Amarezza che i discepoli non risparmiarono, nella lunga notte del Getsemani, al Maestro che aveva raccomandato loro di vegliare e pregare, data la delicatezza della circostanza. E che, invece, per tre volte – lasciando il luogo appartato della Sua preghiera – tornato dai suoi per sentirli vicini alla tristezza dell’anima, li trovò addormentati «perché i loro occhi si erano fatti pesanti». Nonostante la ripetuta esortazione a pregare e il rammarico confidato a Pietro: «Così, non siete stati capaci di vegliare con me una sola ora?».
L’accorata raccomandazione a “non dormire” fu replicata da Benedetto XVI nell’ Incontro con i parroci e il clero della diocesi di Roma, il 10 marzo 2011, a inizio quaresima di quell’anno.
«Vedete – fece osservare – Pietro dorme, Giuda è sveglio.
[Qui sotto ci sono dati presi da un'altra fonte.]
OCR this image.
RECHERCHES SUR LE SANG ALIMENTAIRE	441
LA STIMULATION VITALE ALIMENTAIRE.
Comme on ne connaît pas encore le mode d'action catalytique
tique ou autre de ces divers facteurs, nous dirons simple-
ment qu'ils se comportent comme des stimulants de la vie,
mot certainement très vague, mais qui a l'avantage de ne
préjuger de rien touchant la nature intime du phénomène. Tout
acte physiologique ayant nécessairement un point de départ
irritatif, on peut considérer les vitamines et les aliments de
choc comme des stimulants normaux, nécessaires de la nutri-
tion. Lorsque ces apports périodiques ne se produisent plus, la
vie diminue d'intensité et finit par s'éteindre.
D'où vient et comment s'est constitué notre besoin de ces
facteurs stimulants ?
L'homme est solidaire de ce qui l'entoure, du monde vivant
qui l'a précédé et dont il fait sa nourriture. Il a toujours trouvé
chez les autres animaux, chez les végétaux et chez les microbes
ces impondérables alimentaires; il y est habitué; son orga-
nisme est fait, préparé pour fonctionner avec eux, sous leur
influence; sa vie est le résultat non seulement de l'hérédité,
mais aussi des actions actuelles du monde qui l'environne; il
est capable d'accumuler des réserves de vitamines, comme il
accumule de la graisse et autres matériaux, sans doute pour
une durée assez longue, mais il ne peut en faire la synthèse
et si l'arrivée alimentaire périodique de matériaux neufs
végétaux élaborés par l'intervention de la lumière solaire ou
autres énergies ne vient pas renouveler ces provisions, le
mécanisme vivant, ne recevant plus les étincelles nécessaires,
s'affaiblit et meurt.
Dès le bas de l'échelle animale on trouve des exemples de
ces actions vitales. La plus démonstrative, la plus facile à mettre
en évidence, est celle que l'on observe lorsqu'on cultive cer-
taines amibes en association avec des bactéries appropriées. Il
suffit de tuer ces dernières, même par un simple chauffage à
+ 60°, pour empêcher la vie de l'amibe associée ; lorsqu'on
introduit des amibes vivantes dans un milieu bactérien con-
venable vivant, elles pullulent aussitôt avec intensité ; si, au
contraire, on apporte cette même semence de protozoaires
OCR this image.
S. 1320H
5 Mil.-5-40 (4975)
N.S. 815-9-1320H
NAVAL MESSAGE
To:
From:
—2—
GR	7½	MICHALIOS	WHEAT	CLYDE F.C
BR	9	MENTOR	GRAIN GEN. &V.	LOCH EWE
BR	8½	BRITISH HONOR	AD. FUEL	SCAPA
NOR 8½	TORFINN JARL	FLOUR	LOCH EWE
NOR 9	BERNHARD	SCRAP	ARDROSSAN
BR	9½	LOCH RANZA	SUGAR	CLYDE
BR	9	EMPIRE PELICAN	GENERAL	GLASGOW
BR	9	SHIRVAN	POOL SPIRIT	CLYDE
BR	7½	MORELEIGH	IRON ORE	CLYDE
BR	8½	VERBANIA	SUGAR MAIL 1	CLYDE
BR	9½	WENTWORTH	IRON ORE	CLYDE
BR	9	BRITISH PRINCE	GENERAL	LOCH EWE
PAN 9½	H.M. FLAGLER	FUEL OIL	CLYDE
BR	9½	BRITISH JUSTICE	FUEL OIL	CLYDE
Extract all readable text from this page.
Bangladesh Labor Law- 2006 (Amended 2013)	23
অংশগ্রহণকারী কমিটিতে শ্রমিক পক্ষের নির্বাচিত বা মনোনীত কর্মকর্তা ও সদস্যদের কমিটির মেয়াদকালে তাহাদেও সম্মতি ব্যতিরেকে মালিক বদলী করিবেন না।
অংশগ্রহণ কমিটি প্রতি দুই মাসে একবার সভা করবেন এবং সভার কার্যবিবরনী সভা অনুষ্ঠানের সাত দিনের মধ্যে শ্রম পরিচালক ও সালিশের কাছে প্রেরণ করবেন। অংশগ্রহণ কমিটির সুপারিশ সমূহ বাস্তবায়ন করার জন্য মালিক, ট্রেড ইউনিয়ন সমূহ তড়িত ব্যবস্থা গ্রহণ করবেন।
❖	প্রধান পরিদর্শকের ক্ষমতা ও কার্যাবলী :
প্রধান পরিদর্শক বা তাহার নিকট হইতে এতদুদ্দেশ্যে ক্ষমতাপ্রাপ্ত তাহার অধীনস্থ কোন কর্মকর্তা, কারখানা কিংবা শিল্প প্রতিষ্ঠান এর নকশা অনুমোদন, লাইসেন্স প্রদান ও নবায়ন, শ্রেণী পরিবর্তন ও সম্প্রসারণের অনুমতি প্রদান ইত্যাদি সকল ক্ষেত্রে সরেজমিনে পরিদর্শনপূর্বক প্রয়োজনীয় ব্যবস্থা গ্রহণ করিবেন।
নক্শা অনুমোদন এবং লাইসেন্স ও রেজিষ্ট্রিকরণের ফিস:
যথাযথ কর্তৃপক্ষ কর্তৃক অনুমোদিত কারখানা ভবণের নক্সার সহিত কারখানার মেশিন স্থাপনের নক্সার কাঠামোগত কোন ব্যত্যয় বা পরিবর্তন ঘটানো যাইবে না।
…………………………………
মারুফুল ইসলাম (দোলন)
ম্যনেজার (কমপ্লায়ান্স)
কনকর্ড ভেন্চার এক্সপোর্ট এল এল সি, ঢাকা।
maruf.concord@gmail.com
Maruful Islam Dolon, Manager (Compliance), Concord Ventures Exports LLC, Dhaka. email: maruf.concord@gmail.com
Questa è una cosa che ci fa pensare: la sonnolenza dei buoni. Papa Pio XI [1857–1939] ha detto: “il problema grande del nostro tempo non sono le forze negative, è la sonnolenza dei buoni”. “Vegliate”: meditiamo questa cosa, e pensiamo che il Signore nell’Orto degli Ulivi per due volte ha detto ai suoi apostoli: “Vegliate!”, ed essi dormono. “Vegliate”, dice a noi; cerchiamo di non dormire in questo tempo, ma di essere realmente pronti per la volontà di Dio e per la presenza della sua Parola, del suo Regno».
Il colpo di grazia allo stato d’animo di solitudine e abbandono, sperimentato da Cristo al Getsemani – seguendo con tutti i limiti il filo delle mie idee – fu dato, immagino, dal “bacio” del traditore, che avviò la fase dei patimenti fisici del nostro Salvatore. Di quel discepolo che continuò a chiamare “amico”, anche nel mentre veniva consegnato da costui agli esecutori dell’arresto, ordinato dai capi dei sacerdoti e degli anziani del popolo, ai quali il principe dei traditori – Giuda – Lo aveva “venduto” per trenta denari.
«Amico, per questo sei qui!» (Mt 26, 50)
La semplice constatazione di una disumanità inaudita, paradossalmente ordinata al riscatto dell’umanità attraverso la morte in Croce di Colui che, lasciando poi vuoto il sepolcro all’alba del terzo giorno successivo, spalancò a noi la porta della vita rinnovata.
In sostanza, per come la interpreto: la presa d’atto di un tradimento; ovviamente, di portata non paragonabile a vicende ingannevoli da noi vissute e ad altre simili conosciute da distanza ravvicinata, che mi induce a vagliare il punto di caduta fra le contrastanti riflessioni su rapporti di amicizia compromessi irrimediabilmente da contingenze improvvide e dolorose.
Sulle quali stendo un velo pietoso per rispetto al mistero pasquale cui è rivolto ogni mio pensiero durante questo triduo, meditando in particolare sulla tristezza che turbò nell’anima il Cristo del Getsemani e sul Suo calvario fino al momento dell’ultimo respiro, quando su tutta la terra calò il buio, che non fu quello consueto di ogni notte.
Per una coincidenza da calendario, questa giornata cade quest’anno nella data che segna per noi il compimento del settimo anno dell’ora in cui, improvvisamente e senza un’origine giustificata e giustificabile, un ben altro buio avvolse le nostre vite, impedendoci di respirare a pieni polmoni. Senza, tuttavia, spegnere la nostra preghiera silenziosa all’Onnipotente:
Che la Santa Croce del Figlio
vivifichi nel Suo amore miracoloso
schiodandola dall’afflizione
la nostra fede osteggiata da miserie umane
debilitanti e mal dissimulate
contro ogni evidenza.
Con l’augurio di Buona Pasqua, particolarmente cordiale, agli amici fraterni.